Got the EuroTunnel yesterday afternoon & drove down here to Val d'Authie in horrendous rain - couldn't see on the motorway from Calais.  However, as we pulled into the site, the rain stopped, & today it's glorious sunshine.  

Went to Rue & then 5 miles west to the most fabulous beach at Fort Mahon - picked shells & then had lunch (at a restaurant - didn't scoop the shells 8O ).

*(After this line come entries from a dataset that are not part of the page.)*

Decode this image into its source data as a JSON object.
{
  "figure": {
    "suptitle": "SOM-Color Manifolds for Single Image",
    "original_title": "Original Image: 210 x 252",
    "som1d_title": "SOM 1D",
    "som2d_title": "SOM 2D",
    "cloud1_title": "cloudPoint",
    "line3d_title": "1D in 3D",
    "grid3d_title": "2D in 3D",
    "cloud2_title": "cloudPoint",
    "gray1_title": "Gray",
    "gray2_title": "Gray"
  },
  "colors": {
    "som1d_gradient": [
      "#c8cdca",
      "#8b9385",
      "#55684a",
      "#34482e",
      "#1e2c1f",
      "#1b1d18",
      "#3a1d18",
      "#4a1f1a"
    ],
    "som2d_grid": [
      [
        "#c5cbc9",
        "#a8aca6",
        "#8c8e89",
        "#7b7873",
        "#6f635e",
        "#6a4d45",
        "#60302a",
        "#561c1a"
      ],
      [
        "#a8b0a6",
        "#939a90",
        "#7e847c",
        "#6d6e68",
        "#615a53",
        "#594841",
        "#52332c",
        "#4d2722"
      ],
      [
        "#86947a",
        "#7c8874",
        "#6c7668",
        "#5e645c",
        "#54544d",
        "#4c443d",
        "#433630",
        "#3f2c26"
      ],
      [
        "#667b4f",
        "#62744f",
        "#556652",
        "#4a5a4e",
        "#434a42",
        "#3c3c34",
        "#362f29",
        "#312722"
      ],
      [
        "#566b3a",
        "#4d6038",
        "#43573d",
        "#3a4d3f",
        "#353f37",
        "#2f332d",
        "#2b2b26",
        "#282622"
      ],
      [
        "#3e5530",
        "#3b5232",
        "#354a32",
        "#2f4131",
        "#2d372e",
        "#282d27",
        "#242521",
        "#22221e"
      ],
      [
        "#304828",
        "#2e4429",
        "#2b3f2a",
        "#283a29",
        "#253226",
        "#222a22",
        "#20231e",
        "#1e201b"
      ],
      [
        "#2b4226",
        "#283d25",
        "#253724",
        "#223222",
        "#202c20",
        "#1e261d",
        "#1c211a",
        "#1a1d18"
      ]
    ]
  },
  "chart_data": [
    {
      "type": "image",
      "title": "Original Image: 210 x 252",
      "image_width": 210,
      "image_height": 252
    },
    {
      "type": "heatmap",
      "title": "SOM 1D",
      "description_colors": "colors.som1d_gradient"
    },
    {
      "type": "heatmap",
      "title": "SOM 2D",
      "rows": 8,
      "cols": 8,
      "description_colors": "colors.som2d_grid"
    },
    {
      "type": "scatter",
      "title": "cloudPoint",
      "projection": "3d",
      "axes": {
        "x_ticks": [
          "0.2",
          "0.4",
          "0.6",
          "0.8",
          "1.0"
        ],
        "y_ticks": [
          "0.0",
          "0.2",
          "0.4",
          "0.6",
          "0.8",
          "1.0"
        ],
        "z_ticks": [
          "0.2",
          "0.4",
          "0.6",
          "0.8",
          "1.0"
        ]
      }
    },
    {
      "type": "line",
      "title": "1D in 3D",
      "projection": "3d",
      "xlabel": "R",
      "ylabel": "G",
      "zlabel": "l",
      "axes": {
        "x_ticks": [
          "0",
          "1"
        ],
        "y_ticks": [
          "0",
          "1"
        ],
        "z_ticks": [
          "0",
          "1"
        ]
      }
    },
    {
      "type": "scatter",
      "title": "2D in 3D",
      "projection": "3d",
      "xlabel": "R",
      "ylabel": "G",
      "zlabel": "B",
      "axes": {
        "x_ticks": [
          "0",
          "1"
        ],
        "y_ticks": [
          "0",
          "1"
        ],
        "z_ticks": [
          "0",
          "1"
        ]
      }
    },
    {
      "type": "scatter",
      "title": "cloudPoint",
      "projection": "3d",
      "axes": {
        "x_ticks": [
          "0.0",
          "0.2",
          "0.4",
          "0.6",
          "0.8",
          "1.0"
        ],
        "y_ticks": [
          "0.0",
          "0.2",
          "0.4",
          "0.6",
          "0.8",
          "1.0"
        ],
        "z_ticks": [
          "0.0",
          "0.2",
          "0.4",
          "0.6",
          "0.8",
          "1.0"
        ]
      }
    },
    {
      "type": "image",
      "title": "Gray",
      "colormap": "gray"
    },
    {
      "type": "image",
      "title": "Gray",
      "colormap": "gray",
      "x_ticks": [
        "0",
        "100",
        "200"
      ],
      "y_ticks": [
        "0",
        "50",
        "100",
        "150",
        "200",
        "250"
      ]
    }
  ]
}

Only irritation is no hot water - the new control board appears to have packed up or may still be suffering from the wet conditions yesterday. I took it out on Duncan's advice & put it somewhere warm overnight, but still no joy. :roll: 

Free 30-min broadband WiFi on the site, which is excellent.

Dougie.


----------



## 103625 (Mar 28, 2007)

Dougie 
You should be here policing our streets not swaning off to France anarchy could prevail whilst your away :evil: 
only jealous realy enjoy your hols  

Tony


----------



## trevorf (May 16, 2005)

Keep the weather good for us Dougie, we will be heading across in 3 weeks.  

Safe travels. 

Trevor


----------



## asprn (Feb 10, 2006)

winniebagotony said:


> Dougie
> You should be here policing our streets not swaning off to France anarchy could prevail whilst your away :evil:
> only jealous realy enjoy your hols
> 
> Tony


I'd respond, but the use of asterisks isn't allowed any more. 

Rain, rain & more rain today again. Museums calleth......

Dougie.


----------